I have spent a great deal of time researching my family's history. Being a great amateur history enthusiast, it is good to see people taking an interest in history through genealogy - "family tree tracing".

It is therefore very gratifying to see the great success of the BBC's "Who do you think you are", which is now back for a new series. It is obviously getting a lot of viewers, as they are now attracting some very high calibre celebs - John Hurt is coming up in the current series, for example.

Of course, the celebs don't do the donkey work. They are not the ones who spend days in records offices walking back and forwards between shelves, pulling out huge Geoff Capes-challenging ledgers, poring over endless microfiche, wondering around storm-battered church graveyards and straining their eyes to decipher some ancient priest's scrawl.

No, they just arrive chauffeur-driven, hair beautifully coiffeured, to gush with emotion at some wonderful discovery which the researchers took months setting up.

Not that I am bitter of course. The celebs are actually missing out.

The first celeb of the new series was Natasha Kaplinsky. Don't. I know. The Kaplinskster has never appeared on telly without a number of uncharitable epithets whizzing through my head. I am a Sophie Raworth fan myself.

However, my respect for the lady was much increased by the end of the programme. She mentioned that a news editor had suggested that she changed her name when she started her broadcasting career. I greatly respect the lady for not changing it.

Ms Kaplinsky's father was thrown out of South Africa aged 19 for supporting anti-apartheid protests. His family didn't support him.

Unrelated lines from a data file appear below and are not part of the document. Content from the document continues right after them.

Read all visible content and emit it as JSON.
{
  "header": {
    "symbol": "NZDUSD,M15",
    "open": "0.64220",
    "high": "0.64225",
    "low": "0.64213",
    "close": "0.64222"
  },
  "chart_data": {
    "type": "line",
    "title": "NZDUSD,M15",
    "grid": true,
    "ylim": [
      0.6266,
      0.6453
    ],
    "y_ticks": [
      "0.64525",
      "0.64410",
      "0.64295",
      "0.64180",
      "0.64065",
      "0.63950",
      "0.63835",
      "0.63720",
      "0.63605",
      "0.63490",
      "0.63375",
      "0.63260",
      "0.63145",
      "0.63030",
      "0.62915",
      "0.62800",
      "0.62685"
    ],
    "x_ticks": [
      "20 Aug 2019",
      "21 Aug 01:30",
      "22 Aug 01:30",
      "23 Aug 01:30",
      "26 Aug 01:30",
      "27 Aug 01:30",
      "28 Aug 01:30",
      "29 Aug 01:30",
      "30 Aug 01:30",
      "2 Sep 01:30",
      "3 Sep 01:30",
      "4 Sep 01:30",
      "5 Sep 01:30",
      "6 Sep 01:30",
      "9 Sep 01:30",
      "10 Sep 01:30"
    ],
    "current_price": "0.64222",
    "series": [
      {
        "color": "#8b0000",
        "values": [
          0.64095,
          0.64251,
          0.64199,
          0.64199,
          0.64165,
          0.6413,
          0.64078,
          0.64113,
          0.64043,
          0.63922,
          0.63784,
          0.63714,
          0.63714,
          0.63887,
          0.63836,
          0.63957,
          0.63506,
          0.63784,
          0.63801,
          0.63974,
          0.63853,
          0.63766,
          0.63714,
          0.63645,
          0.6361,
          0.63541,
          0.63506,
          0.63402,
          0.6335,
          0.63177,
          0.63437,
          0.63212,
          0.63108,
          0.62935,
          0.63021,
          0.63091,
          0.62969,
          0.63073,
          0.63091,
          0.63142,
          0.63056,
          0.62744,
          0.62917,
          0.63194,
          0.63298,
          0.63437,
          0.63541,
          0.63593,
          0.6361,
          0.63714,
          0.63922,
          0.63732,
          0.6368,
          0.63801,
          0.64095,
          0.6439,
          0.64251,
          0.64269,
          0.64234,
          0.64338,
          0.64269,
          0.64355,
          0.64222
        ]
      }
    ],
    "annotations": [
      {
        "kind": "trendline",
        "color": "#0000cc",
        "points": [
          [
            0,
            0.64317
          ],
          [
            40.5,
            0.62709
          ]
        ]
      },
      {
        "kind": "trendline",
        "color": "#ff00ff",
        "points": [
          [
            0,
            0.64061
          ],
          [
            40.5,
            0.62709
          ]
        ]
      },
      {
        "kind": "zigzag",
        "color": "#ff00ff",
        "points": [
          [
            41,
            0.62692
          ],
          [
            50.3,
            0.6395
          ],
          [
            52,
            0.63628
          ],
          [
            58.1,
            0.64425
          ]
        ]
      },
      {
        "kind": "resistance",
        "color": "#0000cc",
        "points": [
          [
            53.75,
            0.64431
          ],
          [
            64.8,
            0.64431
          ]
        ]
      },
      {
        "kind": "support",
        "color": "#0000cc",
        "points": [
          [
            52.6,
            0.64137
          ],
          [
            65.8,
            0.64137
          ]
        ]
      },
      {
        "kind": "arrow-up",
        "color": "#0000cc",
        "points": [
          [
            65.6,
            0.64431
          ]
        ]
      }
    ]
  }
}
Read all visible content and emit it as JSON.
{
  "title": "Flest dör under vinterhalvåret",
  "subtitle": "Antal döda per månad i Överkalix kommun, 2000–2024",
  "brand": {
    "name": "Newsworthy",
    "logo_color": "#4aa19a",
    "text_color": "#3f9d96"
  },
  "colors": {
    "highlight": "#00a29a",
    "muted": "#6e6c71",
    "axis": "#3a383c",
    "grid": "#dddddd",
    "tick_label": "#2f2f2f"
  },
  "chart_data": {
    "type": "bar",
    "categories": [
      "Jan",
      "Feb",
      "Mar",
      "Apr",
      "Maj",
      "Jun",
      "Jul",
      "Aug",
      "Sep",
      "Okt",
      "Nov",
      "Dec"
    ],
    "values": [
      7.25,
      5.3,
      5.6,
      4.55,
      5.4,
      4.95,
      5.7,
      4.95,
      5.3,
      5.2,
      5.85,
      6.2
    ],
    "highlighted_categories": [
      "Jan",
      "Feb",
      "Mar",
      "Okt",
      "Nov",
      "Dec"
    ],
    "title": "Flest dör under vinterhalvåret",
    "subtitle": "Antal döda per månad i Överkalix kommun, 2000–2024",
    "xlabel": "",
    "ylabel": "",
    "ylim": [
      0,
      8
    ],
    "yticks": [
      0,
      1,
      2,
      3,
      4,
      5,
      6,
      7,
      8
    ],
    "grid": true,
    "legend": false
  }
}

But there were some harrowing discoveries waiting in what is now Belarus. Tales of family members, including two children, killed by the Nazis.

So, when, in future, La Kaplinska appears on my screen, I will not be running screaming from the room - much.

2 comments:

  1. Thanks for highlighting the return of the series, Paul - I've been able to catch up via the BBC iPlayer. As you know, I'm into family history too. This episode demonstrated, despite David Starkey's insistence that Kings, Queens and battles are the important bit, quite how much more real history is - horrifyingly so at times - when you're talking about "real" people.